THE EDITOR: Following on from my last letter in which I laid out five tips that would immediately take a bite out of crime, here’s my 18-step plan to fix the Police Service:
1. Introduce rigorous enforcement of the TTPS by-laws and policies by supervisors and by the Police Service Commission.
2. All official/patrol vehicles must be piloted by two officers at all times.
3. All police officers must clearly identify themselves before interacting with any member of the public.
4. Introduce dashcams in all police vehicles.
5. Introduce bodycams for all officers in the field.
6. The footage accumulated in items 4 and 5 is to be administered by a body independent of the police and is answerable only to the Police Complaints Authority and a joint-select committee of Parliament.
7. Create and resource an internal affairs division of the TTPS that answers to the PCA.
8. Introduce stiffer penalties (three-four times harsher than those for regular civilians) for police officers who are found guilty of neglect of duty, abuse of office or any serious crime.
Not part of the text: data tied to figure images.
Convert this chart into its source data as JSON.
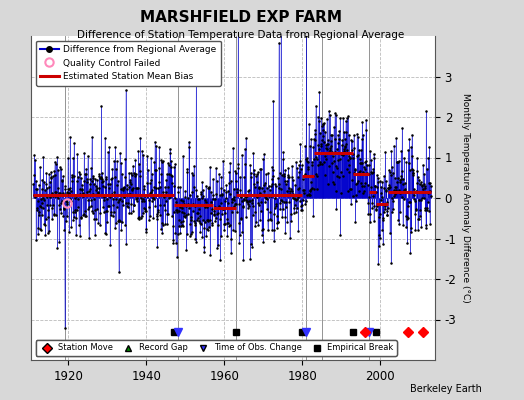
{
  "title": "MARSHFIELD EXP FARM",
  "subtitle": "Difference of Station Temperature Data from Regional Average",
  "ylabel": "Monthly Temperature Anomaly Difference (°C)",
  "ylim": [
    -4,
    4
  ],
  "xlim": [
    1910.5,
    2014
  ],
  "bg_color": "#d8d8d8",
  "plot_bg_color": "#ffffff",
  "seed": 42,
  "x_start": 1911,
  "x_end": 2013,
  "bias_segments": [
    {
      "x_start": 1911,
      "x_end": 1920,
      "bias": 0.08
    },
    {
      "x_start": 1920,
      "x_end": 1947,
      "bias": 0.08
    },
    {
      "x_start": 1947,
      "x_end": 1957,
      "bias": -0.18
    },
    {
      "x_start": 1957,
      "x_end": 1963,
      "bias": -0.25
    },
    {
      "x_start": 1963,
      "x_end": 1980,
      "bias": 0.07
    },
    {
      "x_start": 1980,
      "x_end": 1983,
      "bias": 0.55
    },
    {
      "x_start": 1983,
      "x_end": 1993,
      "bias": 1.1
    },
    {
      "x_start": 1993,
      "x_end": 1997,
      "bias": 0.6
    },
    {
      "x_start": 1997,
      "x_end": 1999,
      "bias": 0.15
    },
    {
      "x_start": 1999,
      "x_end": 2002,
      "bias": -0.15
    },
    {
      "x_start": 2002,
      "x_end": 2008,
      "bias": 0.15
    },
    {
      "x_start": 2008,
      "x_end": 2013,
      "bias": 0.15
    }
  ],
  "breakpoints_empirical": [
    1947,
    1963,
    1980,
    1993,
    1999
  ],
  "breakpoints_obs_change": [
    1948,
    1981,
    1997
  ],
  "breakpoints_station_move": [
    1996,
    2007,
    2011
  ],
  "qc_failed_x": [
    1919.5
  ],
  "qc_failed_y": [
    -0.12
  ],
  "vertical_lines_x": [
    1919,
    1948,
    1963,
    1981,
    1985,
    1997
  ],
  "gridline_color": "#bbbbbb",
  "data_line_color": "#0000cc",
  "data_marker_color": "#000000",
  "bias_line_color": "#cc0000",
  "berkeley_earth_text": "Berkeley Earth"
}
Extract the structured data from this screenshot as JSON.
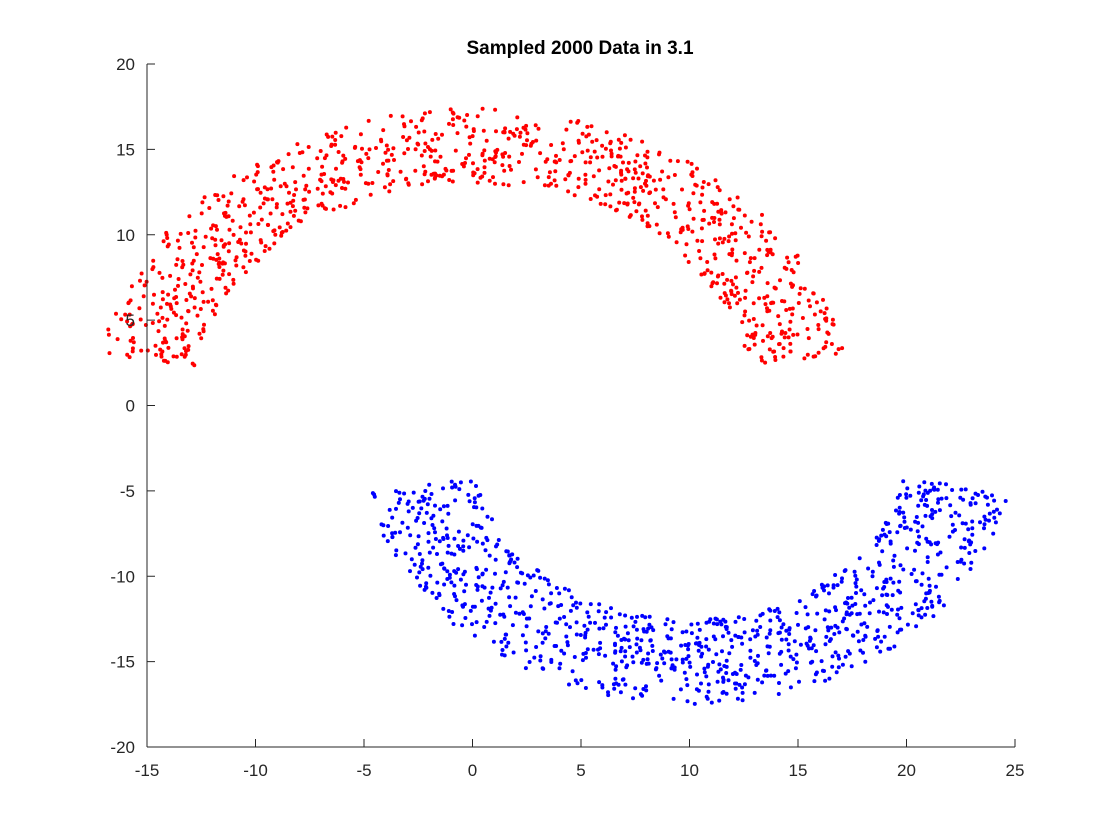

9. Create a professional branch (almost like an officers’ corps) of the TTPS to be filled by university graduates who will be specifically trained in forensics, detection and other specialty fields of police work. Recruits with degrees will undergo basic training and then be selected based on: a) completion of basic training; b) verification of their professional qualifications; c) the results of detailed psychological and psychometric testing; and d) a rigorous background check. These recruits will enter the force with the rank of investigator/detective or something more adequate.
10. Create an arm of the public service specifically to manage the administrative aspect of the TTPS. Trained officers should not be filing and typing (unless it cannot be avoided). Ideally, this aspect should be privatised but understandably such a move will be resisted.
11. Raise the recruitment standard (from the present bare minimum) and improve compensation so that it becomes a more attractive career option.
12. Introduce enhanced medical and accidental death insurance for all members of the service.
13. Introduce an internal scholarship scheme for the benefit of bright, young officers who wish to pursue related courses of study. All awardees must be bound to the TTPS for a minimum of ten years following graduation.
14. Without further delay, reintroduce the municipal police force – it can provide a useful check and balance for the regular police.
15. Make it mandatory for every police station to establish and administer a big brother programme in its neighbourhood.
16. Make it a serious offence for any officer to refuse to respond to a call for assistance or to not act to stop a crime, and adopt a zero-tolerance approach to all crime.
17. Fund a public awareness programme that educates the public as to how a properly functioning police force should act, and encourage the population to video record interactions with the police and to report anything that is deemed less than model behaviour.
18. Introduce a continuous education programme for all police officers so that they remain consistent and aware of the laws of TT. (Too often, officers appear to be clueless as to what laws, if any, are broken when citizens come to them seeking justice.)
So, Commissioner-designate Gary Griffith, the ball is now squarely in your court. Let’s all pitch in together and fix this.